# Demos

This folder contains some demos, which allow users to easily experience the basic functions and tools of Data-Juicer.

## Usage

Use `app.py` in the subdirectory of `demos` to run the demos.

```shell
cd <subdir_of_demos>
streamlit run app.py
```

## Available Demos

- Data (`data`)
  - This folder contains some sample datasets.

- Overview scan (`overview_scan`)
  - This demo introduces the basic concepts and functions of Data-Juicer, such as features, configuration, operators, and so on.

- Data process loop (`data_process_loop`)
  - This demo analyzes and processes a dataset, providing a comparison of statistical information before and after the processing.

- Data visualization diversity (`data_visualization_diversity`)
  - This demo analyzes the verb-noun structure of the CFT dataset and plots its diversity in sunburst format.

- Data visualization op effect (`data_visualization_op_effect`)
  - This demo analyzes the statistics of dataset, and displays the effect of each Filter op by setting different thresholds.

- Data visualization statistics (`data_visualization_statistics`)
  - This demo analyzes the dataset and obtain up to 13 statistics.

- Process CFT Chinese data (`process_cft_zh_data`)
  - This demos analyzes and processes part of Chinese dataset in Alpaca-CoT to show how to process IFT or CFT data for LLM fine-tuning.

- Process SCI data (`process_sci_data`)
  - This demos analyzes and processes part of arXiv dataset to show how to process scientific literature data for LLM pre-training.

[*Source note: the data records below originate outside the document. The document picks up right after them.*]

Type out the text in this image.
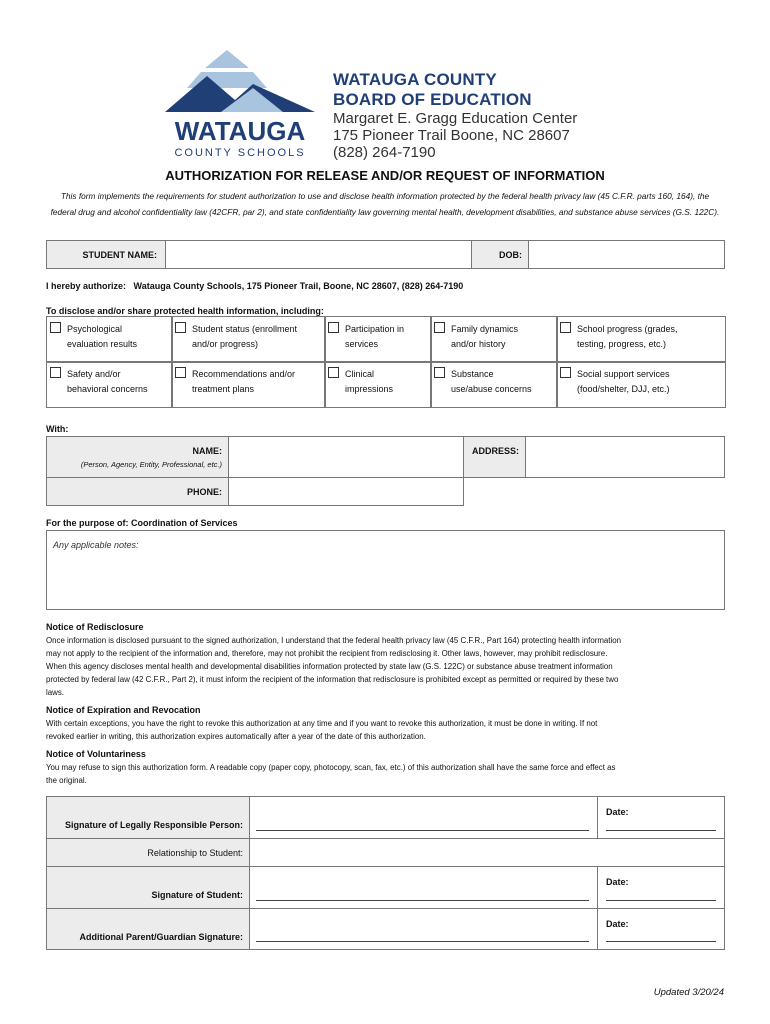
WATAUGA
COUNTY SCHOOLS
WATAUGA COUNTY
BOARD OF EDUCATION
Margaret E. Gragg Education Center
175 Pioneer Trail Boone, NC 28607
(828) 264-7190
AUTHORIZATION FOR RELEASE AND/OR REQUEST OF INFORMATION
This form implements the requirements for student authorization to use and disclose health information protected by the federal health privacy law (45 C.F.R. parts 160, 164), the federal drug and alcohol confidentiality law (42CFR, par 2), and state confidentiality law governing mental health, development disabilities, and substance abuse services (G.S. 122C).
STUDENT NAME:	DOB:
I hereby authorize: Watauga County Schools, 175 Pioneer Trail, Boone, NC 28607, (828) 264-7190
To disclose and/or share protected health information, including:
Psychological
evaluation results
Student status (enrollment
and/or progress)
Participation in
services
Family dynamics
and/or history
School progress (grades,
testing, progress, etc.)
Safety and/or
behavioral concerns
Recommendations and/or
treatment plans
Clinical
impressions
Substance
use/abuse concerns
Social support services
(food/shelter, DJJ, etc.)
With:
NAME:
(Person, Agency, Entity, Professional, etc.)
ADDRESS:
PHONE:
For the purpose of: Coordination of Services
Any applicable notes:
Notice of Redisclosure
Once information is disclosed pursuant to the signed authorization, I understand that the federal health privacy law (45 C.F.R., Part 164) protecting health information
may not apply to the recipient of the information and, therefore, may not prohibit the recipient from redisclosing it. Other laws, however, may prohibit redisclosure.
When this agency discloses mental health and developmental disabilities information protected by state law (G.S. 122C) or substance abuse treatment information
protected by federal law (42 C.F.R., Part 2), it must inform the recipient of the information that redisclosure is prohibited except as permitted or required by these two
laws.
Notice of Expiration and Revocation
With certain exceptions, you have the right to revoke this authorization at any time and if you want to revoke this authorization, it must be done in writing. If not
revoked earlier in writing, this authorization expires automatically after a year of the date of this authorization.
Notice of Voluntariness
You may refuse to sign this authorization form. A readable copy (paper copy, photocopy, scan, fax, etc.) of this authorization shall have the same force and effect as
the original.
Signature of Legally Responsible Person:
Date:
Relationship to Student:
Signature of Student:
Date:
Additional Parent/Guardian Signature:
Date:
Updated 3/20/24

- Process code data (`process_code_data`)
  - This demos analyzes and processes part of Stack-Exchange dataset to show how to process code data for LLM pre-training.

- Text quality classifier (`tool_quality_classifier`)
  - This demo provides 3 text quality classifier to score the dataset.

- Dataset splitting by language (`tool_dataset_splitting_by_language`)
  - This demo splits a dataset to different sub-datasets by language.

- Data mixture (`data_mixture`)
  - This demo selects and mixes samples from multiple datasets and exports them into a new dataset.